8月30日まで食品や必需品などの価格凍結を延長

(アルゼンチン)

ブエノスアイレス発

2020年07月14日

アルゼンチン政府は、7月1日付工業生産・開発省国内商業庁決議200/2020号外部サイトへ、新しいウィンドウで開きますに基づき、生活必需品の販売上限価格を統制する制度を8月30日まで延長した。

販売上限価格制度は、食料品をはじめとした生活必需品の一般消費者向け販売価格を、3月6日時点の店頭価格に据え置くことを義務付けるもの。同制度は、3月20日から政府が導入している、新型コロナウイルス感染拡大による公衆衛生上の緊急事態による外出禁止令の前日に開始しており、今回再び延長されることとなった(2020年5月21日記事参照)。

対象品目に変更はなく、全国のスーパーマーケットなどで販売されている2,300品目。また、同2,300品目の生産に関わる企業に対しては、工場の稼働率を最大にし、生産拡大を継続するよう義務付けている。

今回の政府発表に対し、生産者側は、政府の発表前に、「価格凍結を続けることが困難である」ことを訴えていた。企業側は、現地通貨ペソの切り下げによる影響のほか、事業再開に当たり衛生上のプロトコル(手順)の導入などによるコスト上昇のため、価格を平均15%引き上げる必要性を要請している。

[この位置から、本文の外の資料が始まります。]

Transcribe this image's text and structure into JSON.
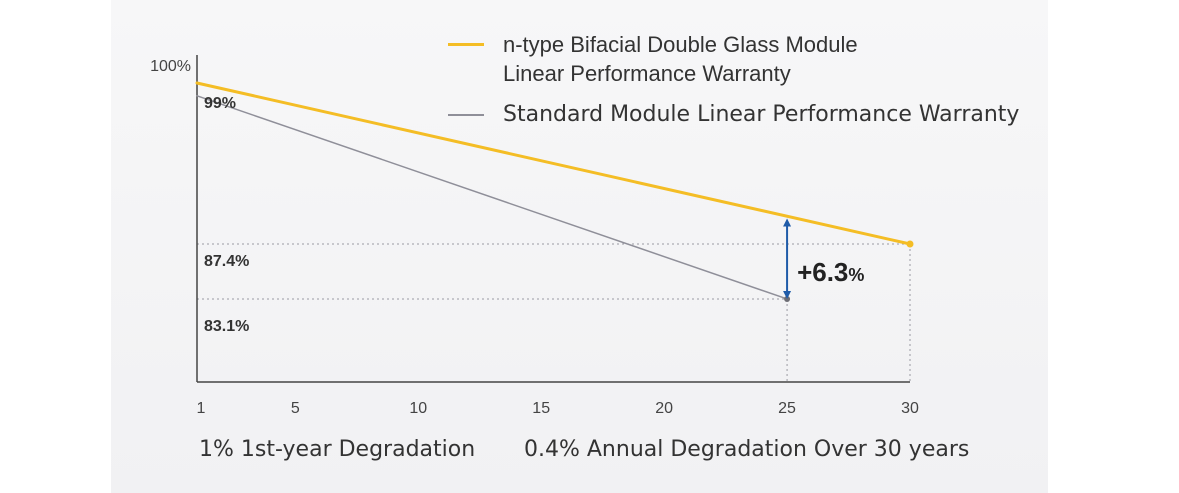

6月22日付現地「ラナシオン」紙によれば、スーパーマーケット側では、「生産者が上限価格制度を順守せず、値上げを行っている」と訴えたほか、「政府の管理が行き届いていない卸売業者や中国人経営の小規模スーパーへの供給を優先している」との不満を主張している。

これに対し政府は、生産者側の主張を聞き入れるかたちで、政府が商業施設や生産者などと協定を結び、食料品をはじめとした生活必需品の価格を統制する制度である「プレシオス・クイダードス制度」(2020年1月15日記事参照)の対象である310品目の価格引き上げを検討中だとしている。